From analyses of the open source code, it can be seen what function the code has that the hackers placed in the library. In the course of Saturday, i.e. one day after the CISA security warning, it became apparent that two components are involved. Both are scripts that trigger a download of executable files and execute them on the target system.

The first component loads a so-called mining tool for cryptocurrencies onto the computer and starts it. Mining tools generate units in cryptocurrencies such as Bitcoin by providing computing power. In this way, these programmes exchange computing time for monetary benefits. The mining tool fully loads the computer, which leads to unpleasant side effects. For example, programmes react more slowly, the main memory is filled and the power consumption increases enormously in some cases. Thus, real costs also arise for the owners of such computers that are infected with a mining tool. The attackers probably combine the compromised computers into a botnet and thus concentrate the computing power. In this way, the hackers maximise the computing power as well as the financial benefits from the attack. At the end of October 2021, the value of a Bitcoin is over 50,000 euros, so such large-scale attacks with mining tools are well worthwhile.
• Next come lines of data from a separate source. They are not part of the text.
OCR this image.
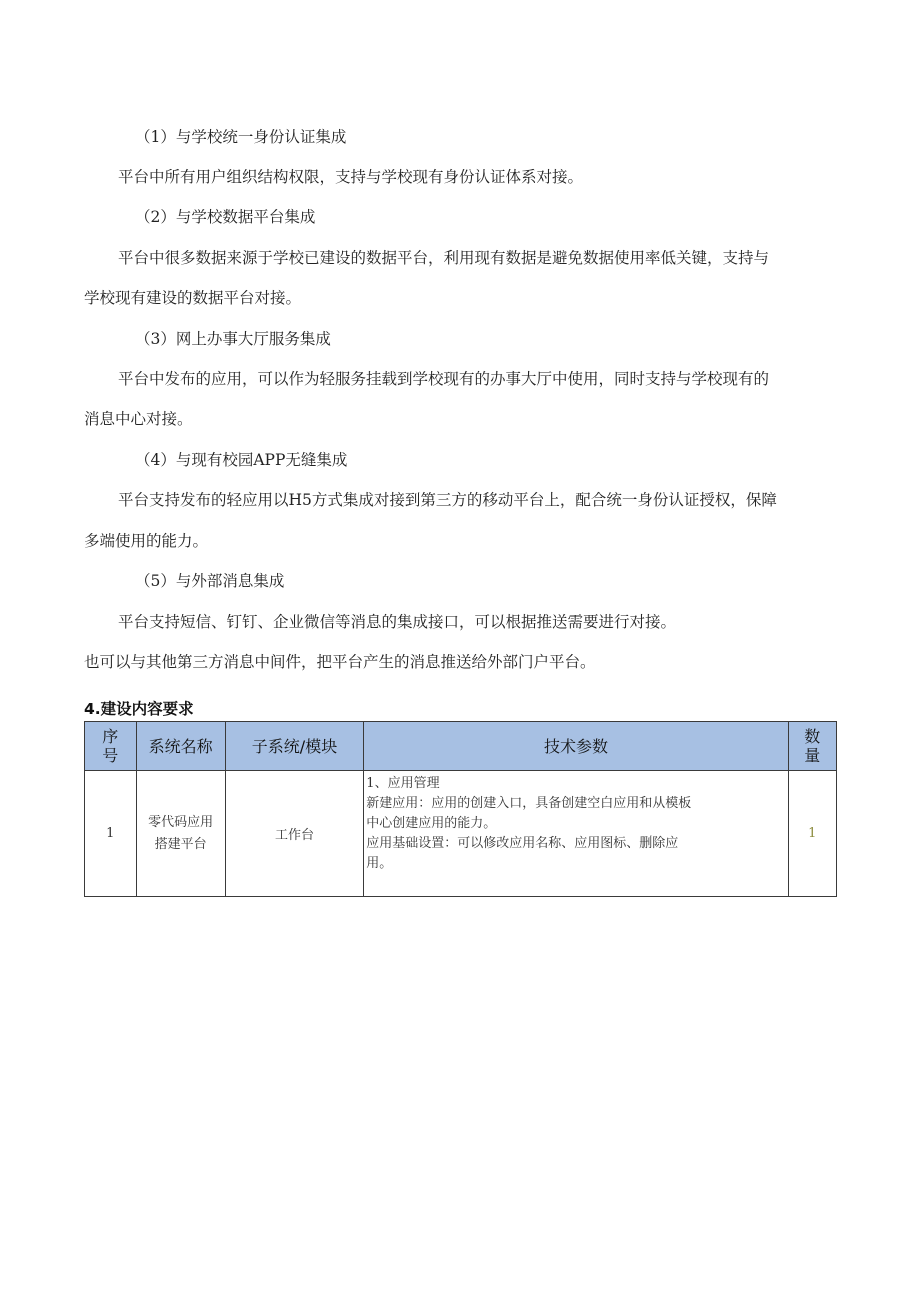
（1）与学校统一身份认证集成
平台中所有用户组织结构权限，支持与学校现有身份认证体系对接。
（2）与学校数据平台集成
平台中很多数据来源于学校已建设的数据平台，利用现有数据是避免数据使用率低关键，支持与
学校现有建设的数据平台对接。
（3）网上办事大厅服务集成
平台中发布的应用，可以作为轻服务挂载到学校现有的办事大厅中使用，同时支持与学校现有的
消息中心对接。
（4）与现有校园APP无缝集成
平台支持发布的轻应用以H5方式集成对接到第三方的移动平台上，配合统一身份认证授权，保障
多端使用的能力。
（5）与外部消息集成
平台支持短信、钉钉、企业微信等消息的集成接口，可以根据推送需要进行对接。
也可以与其他第三方消息中间件，把平台产生的消息推送给外部门户平台。
4.建设内容要求
序号	系统名称	子系统/模块	技术参数	数量
1	零代码应用搭建平台	工作台	1、应用管理
新建应用：应用的创建入口，具备创建空白应用和从模板
中心创建应用的能力。
应用基础设置：可以修改应用名称、应用图标、删除应
用。	1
The second component is a Trojan. This seems to only run under Windows operating systems. The Trojan steals access data from the user's browser and sends it to the attackers. During observations of infected computers, it was found that the malware exports the database of the Chrome browser, which contains information about local cookies.

This second function of the malicious code is thus significantly more dangerous for the affected computer owners. While the mining tool does affect the use of the PC, the Trojan has the potential to steal access data for online banking, email accounts or company passwords.

What measures are necessary?

First of all, an update of the affected programmes that use the infected JavaScript library UAParser.js is necessary. However, this is not enough to contain the infestation and the danger. Since the code reloads independent files, they remain active on the computer even if the library has been updated or even removed. Malware removal tools can be used to remove the keylogger and the mining tool if necessary. At the same time, even this is no guarantee that no damage has occurred or that further damage will occur, as the hackers may already be in possession of passwords and access data. Therefore, infected computers are to be considered completely compromised.

In such a case, the safest thing to do is to completely isolate the computer immediately. All passwords, both local and for web services, must be changed, as the hackers may have control over the accounts. It is important to do this with a computer that is not infected. To clean up the infected computer with certainty, it is necessary to reinstall the operating system. This is the only way to ensure that the malware is no longer embedded in the operating system.


Open source software in particular is considered secure because the entire source code of all parts of the programme, including the libraries used, is publicly accessible. At the same time, IT security experts have often pointed out the vulnerability of repositories like npm. The current example and the CISA security warning show that hackers are quite successful with attacks on repositories.

The actual infection is comparatively simple. It is sufficient to gain control over the GitHub account of a software developer who manages a library. There are numerous known possibilities for this, such as phishing or social engineering. The infiltration of the malicious code and the upload to GitHub are then a matter of minutes. A lot of time passes before the software developer responsible reacts or a third party notices the hack. During this time, it is likely that the malicious code has already found its way onto the computers of unsuspecting users. The Weak Link is thus a single private individual, with the impact, as in this case, affecting even the largest IT companies in the industry, from Amazon to IBM to Microsoft.